At least 30 people, including five civilians and five traffic police, were killed Monday in a "surprise" attack authorities blamed on an ethnic Kokang rebel group in the small town of Laukkai near Myanmar's southeastern border with China.
Rebels from the Myanmar Nationalities Democratic Alliance Army (MNDAA) launched an attack early Monday against police and military posts, according to Suu Kyi's office. It came one day after MNDAA attacks in Laukkai-the administrative capital of the ethnic Kokang region of Shan State-left at least 10 dead.
Many died and tens of thousands fled during that fighting, which also spilled over into China's territory and resulted in the death of five of its people, angering Beijing.

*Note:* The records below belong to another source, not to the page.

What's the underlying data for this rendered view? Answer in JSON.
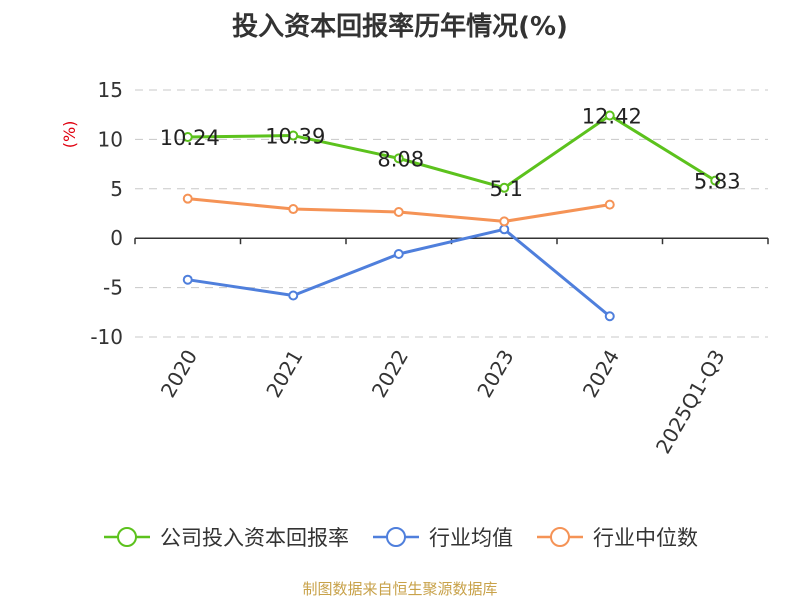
{
  "title": "投入资本回报率历年情况(%)",
  "source": "制图数据来自恒生聚源数据库",
  "chart_data": {
    "type": "line",
    "title": "投入资本回报率历年情况(%)",
    "ylabel": "(%)",
    "xlabel": "",
    "categories": [
      "2020",
      "2021",
      "2022",
      "2023",
      "2024",
      "2025Q1-Q3"
    ],
    "ylim": [
      -10,
      15
    ],
    "yticks": [
      15,
      10,
      5,
      0,
      -5,
      -10
    ],
    "grid": true,
    "legend_position": "bottom",
    "series": [
      {
        "name": "公司投入资本回报率",
        "color": "#5cc21d",
        "values": [
          10.24,
          10.39,
          8.08,
          5.1,
          12.42,
          5.83
        ],
        "labels": [
          "10.24",
          "10.39",
          "8.08",
          "5.1",
          "12.42",
          "5.83"
        ]
      },
      {
        "name": "行业均值",
        "color": "#4f7fdc",
        "values": [
          -4.2,
          -5.8,
          -1.6,
          0.9,
          -7.9,
          null
        ]
      },
      {
        "name": "行业中位数",
        "color": "#f59356",
        "values": [
          4.0,
          2.95,
          2.65,
          1.7,
          3.4,
          null
        ]
      }
    ]
  }
}
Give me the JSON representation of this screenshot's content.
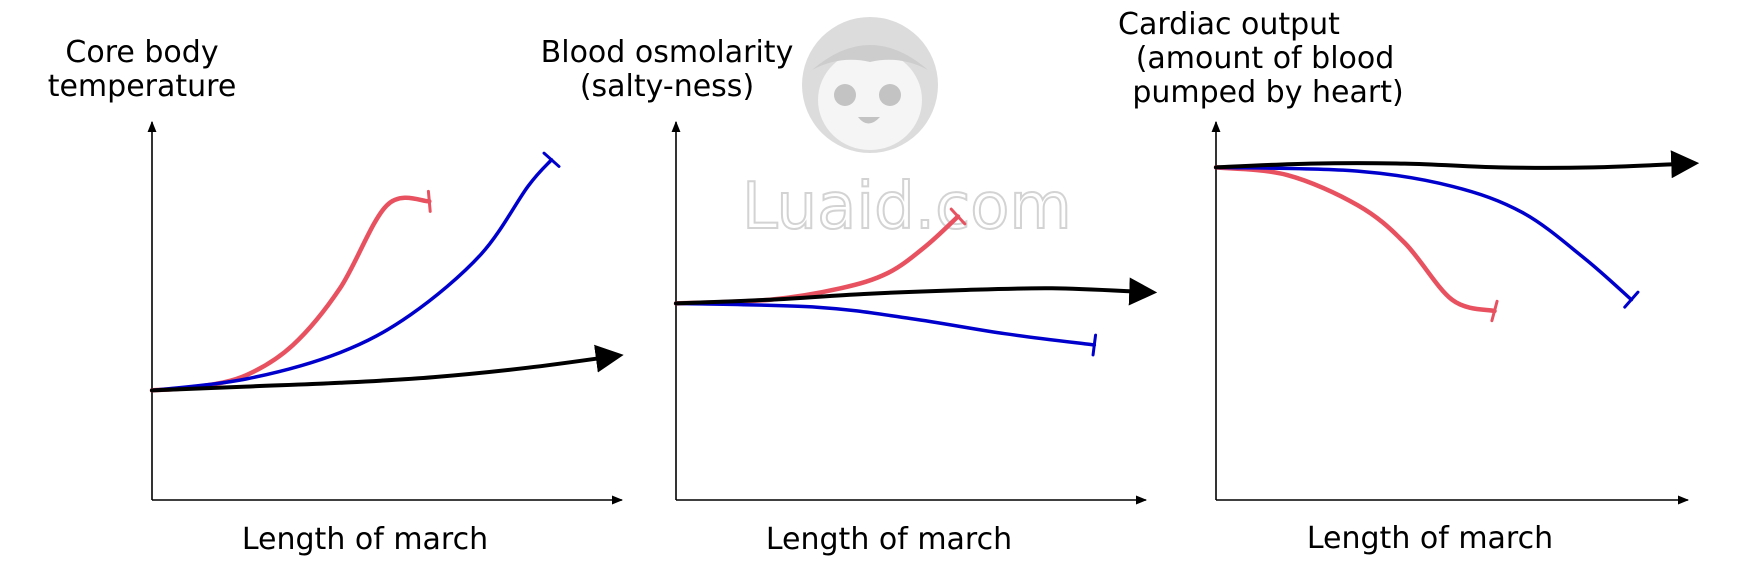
{
  "watermark": {
    "text": "Luaid.com"
  },
  "colors": {
    "axis": "#000000",
    "black_series": "#000000",
    "blue_series": "#0000cc",
    "red_series": "#e8515f"
  },
  "chart_data": [
    {
      "type": "line",
      "ylabel_lines": [
        "Core body",
        "temperature"
      ],
      "xlabel": "Length of march",
      "xlim": [
        0,
        10
      ],
      "ylim": [
        0,
        10
      ],
      "grid": false,
      "series": [
        {
          "color": "#e8515f",
          "end": "bar",
          "x": [
            0,
            1,
            2,
            3,
            4,
            5,
            5.9
          ],
          "y": [
            2.9,
            3.0,
            3.3,
            4.1,
            5.6,
            7.8,
            7.9
          ]
        },
        {
          "color": "#0000cc",
          "end": "bar",
          "x": [
            0,
            2,
            4,
            5.5,
            7,
            8,
            8.5
          ],
          "y": [
            2.9,
            3.2,
            3.9,
            4.9,
            6.5,
            8.3,
            9.0
          ]
        },
        {
          "color": "#000000",
          "end": "arrow",
          "x": [
            0,
            2,
            4,
            6,
            8,
            9.8
          ],
          "y": [
            2.9,
            3.0,
            3.1,
            3.25,
            3.5,
            3.8
          ]
        }
      ]
    },
    {
      "type": "line",
      "ylabel_lines": [
        "Blood osmolarity",
        "(salty-ness)"
      ],
      "xlabel": "Length of march",
      "xlim": [
        0,
        10
      ],
      "ylim": [
        0,
        10
      ],
      "grid": false,
      "series": [
        {
          "color": "#e8515f",
          "end": "bar",
          "x": [
            0,
            2,
            3.5,
            4.5,
            5.3,
            6.0
          ],
          "y": [
            5.2,
            5.3,
            5.6,
            6.0,
            6.7,
            7.5
          ]
        },
        {
          "color": "#0000cc",
          "end": "bar",
          "x": [
            0,
            3,
            5,
            7,
            8.9
          ],
          "y": [
            5.2,
            5.1,
            4.8,
            4.4,
            4.1
          ]
        },
        {
          "color": "#000000",
          "end": "arrow",
          "x": [
            0,
            2,
            4,
            6,
            8,
            10
          ],
          "y": [
            5.2,
            5.3,
            5.45,
            5.55,
            5.6,
            5.5
          ]
        }
      ]
    },
    {
      "type": "line",
      "ylabel_lines": [
        "Cardiac output",
        "(amount of blood",
        "pumped by heart)"
      ],
      "xlabel": "Length of march",
      "xlim": [
        0,
        10
      ],
      "ylim": [
        0,
        10
      ],
      "grid": false,
      "series": [
        {
          "color": "#e8515f",
          "end": "bar",
          "x": [
            0,
            1.5,
            3,
            4,
            5,
            5.9
          ],
          "y": [
            8.8,
            8.6,
            7.8,
            6.8,
            5.3,
            5.0
          ]
        },
        {
          "color": "#0000cc",
          "end": "bar",
          "x": [
            0,
            3,
            5,
            6.5,
            7.8,
            8.8
          ],
          "y": [
            8.8,
            8.7,
            8.3,
            7.6,
            6.4,
            5.3
          ]
        },
        {
          "color": "#000000",
          "end": "arrow",
          "x": [
            0,
            2,
            4,
            6,
            8,
            10
          ],
          "y": [
            8.8,
            8.9,
            8.9,
            8.8,
            8.8,
            8.9
          ]
        }
      ]
    }
  ]
}
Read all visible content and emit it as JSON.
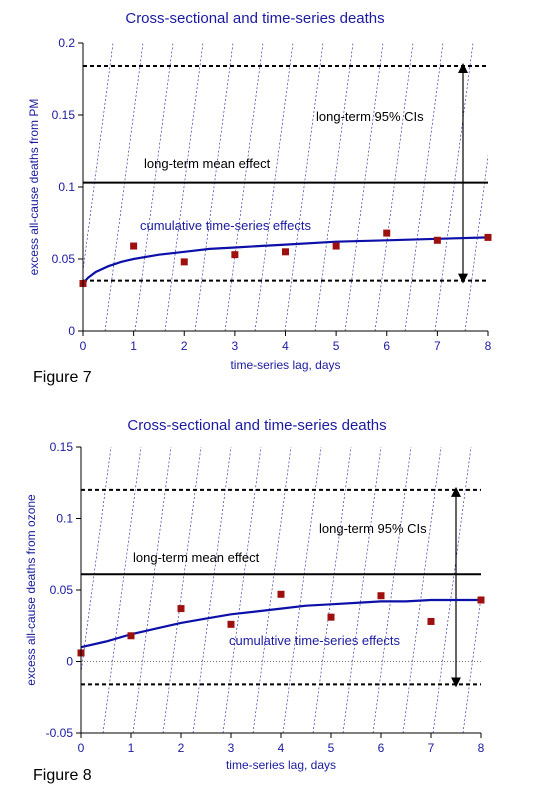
{
  "figures": [
    {
      "caption": "Figure 7"
    },
    {
      "caption": "Figure 8"
    }
  ],
  "colors": {
    "title": "#1a1aa0",
    "axis_label": "#1a1aa0",
    "tick_label": "#1a1aa0",
    "curve": "#0d10a8",
    "points": "#9e0f0f",
    "hatch": "#1a1aa0",
    "ref_lines": "#000000",
    "annotation_blue": "#1a1aa0",
    "annotation_black": "#000000"
  },
  "chart_data": [
    {
      "type": "scatter",
      "title": "Cross-sectional and time-series deaths",
      "xlabel": "time-series lag, days",
      "ylabel": "excess all-cause deaths from PM",
      "xlim": [
        0,
        8
      ],
      "ylim": [
        0,
        0.2
      ],
      "xticks": [
        "0",
        "1",
        "2",
        "3",
        "4",
        "5",
        "6",
        "7",
        "8"
      ],
      "yticks": [
        {
          "value": 0,
          "label": "0"
        },
        {
          "value": 0.05,
          "label": "0.05"
        },
        {
          "value": 0.1,
          "label": "0.1"
        },
        {
          "value": 0.15,
          "label": "0.15"
        },
        {
          "value": 0.2,
          "label": "0.2"
        }
      ],
      "points": [
        {
          "x": 0,
          "y": 0.033
        },
        {
          "x": 1,
          "y": 0.059
        },
        {
          "x": 2,
          "y": 0.048
        },
        {
          "x": 3,
          "y": 0.053
        },
        {
          "x": 4,
          "y": 0.055
        },
        {
          "x": 5,
          "y": 0.059
        },
        {
          "x": 6,
          "y": 0.068
        },
        {
          "x": 7,
          "y": 0.063
        },
        {
          "x": 8,
          "y": 0.065
        }
      ],
      "curve": {
        "x": [
          0,
          0.1,
          0.25,
          0.5,
          0.75,
          1,
          1.5,
          2,
          2.5,
          3,
          3.5,
          4,
          5,
          6,
          7,
          8
        ],
        "y": [
          0.033,
          0.037,
          0.041,
          0.045,
          0.048,
          0.05,
          0.053,
          0.055,
          0.057,
          0.058,
          0.059,
          0.06,
          0.062,
          0.063,
          0.064,
          0.065
        ]
      },
      "long_term_mean": 0.103,
      "ci_upper": 0.184,
      "ci_lower": 0.035,
      "zero_line": false,
      "grid": false,
      "annotations": {
        "ci": "long-term 95% CIs",
        "mean": "long-term mean effect",
        "ts": "cumulative time-series effects"
      }
    },
    {
      "type": "scatter",
      "title": "Cross-sectional and time-series deaths",
      "xlabel": "time-series lag, days",
      "ylabel": "excess all-cause deaths from ozone",
      "xlim": [
        0,
        8
      ],
      "ylim": [
        -0.05,
        0.15
      ],
      "xticks": [
        "0",
        "1",
        "2",
        "3",
        "4",
        "5",
        "6",
        "7",
        "8"
      ],
      "yticks": [
        {
          "value": -0.05,
          "label": "-0.05"
        },
        {
          "value": 0,
          "label": "0"
        },
        {
          "value": 0.05,
          "label": "0.05"
        },
        {
          "value": 0.1,
          "label": "0.1"
        },
        {
          "value": 0.15,
          "label": "0.15"
        }
      ],
      "points": [
        {
          "x": 0,
          "y": 0.006
        },
        {
          "x": 1,
          "y": 0.018
        },
        {
          "x": 2,
          "y": 0.037
        },
        {
          "x": 3,
          "y": 0.026
        },
        {
          "x": 4,
          "y": 0.047
        },
        {
          "x": 5,
          "y": 0.031
        },
        {
          "x": 6,
          "y": 0.046
        },
        {
          "x": 7,
          "y": 0.028
        },
        {
          "x": 8,
          "y": 0.043
        }
      ],
      "curve": {
        "x": [
          0,
          0.5,
          1,
          1.5,
          2,
          2.5,
          3,
          3.5,
          4,
          4.5,
          5,
          5.5,
          6,
          6.5,
          7,
          7.5,
          8
        ],
        "y": [
          0.01,
          0.014,
          0.019,
          0.023,
          0.027,
          0.03,
          0.033,
          0.035,
          0.037,
          0.039,
          0.04,
          0.041,
          0.042,
          0.042,
          0.043,
          0.043,
          0.043
        ]
      },
      "long_term_mean": 0.061,
      "ci_upper": 0.12,
      "ci_lower": -0.016,
      "zero_line": true,
      "grid": false,
      "annotations": {
        "ci": "long-term 95% CIs",
        "mean": "long-term mean effect",
        "ts": "cumulative time-series effects"
      }
    }
  ]
}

China urged both the parties to resolve their disputes through dialogue and consultations.
Chinese foreign spokesman Geng Shuang said aid was being offered to those looking to "temporarily avoid the war", and called for an immediate ceasefire, adding that China supported Myanmar's peace process.
Following closely the military conflict at the border area of China- Myanmar in the Kokang region, China on Tuesday urges the concerned parties to maintain conducive to peace.
"Almost all residents from Laukkai town are fleeing", said Brigadier General Nyo Tun Aung from the Arakan Army (AA).
"According to initial information, many innocent civilians including a primary school teacher. were killed because of attacks by the MNDAA armed group", the office of Myanmar's de facto leader, Aung San Suu Kyi, said in a statement.
The latest clashes are in Shan, a northeastern state which has seen repeated bouts of fighting between the army and ethnic minority groups since November, undercutting a government peace bid.
The attack came after the Nobel Peace Prize victor met a delegation of ethnic armed groups last week to convince them to participate in a major peace conference.
Myanmar nationals from other parts of the country and Chinese who work in the city close to the border with China have been trying to return home to safety, they said.
Observers believe Beijing holds some sway over the ethnic fighters and has a key role to play in peace talks that Myanmar's de facto leader Ms Suu Kyi has tried to revive since coming to power past year.
"The government military has been asking us to abandon our weapons for a long time, but we stand firm on resolving political conflicts through political means instead of abandoning our weapons", he said.
An army source requesting anonymity said "about 7,000 local residents are fleeing to the China side because of fighting".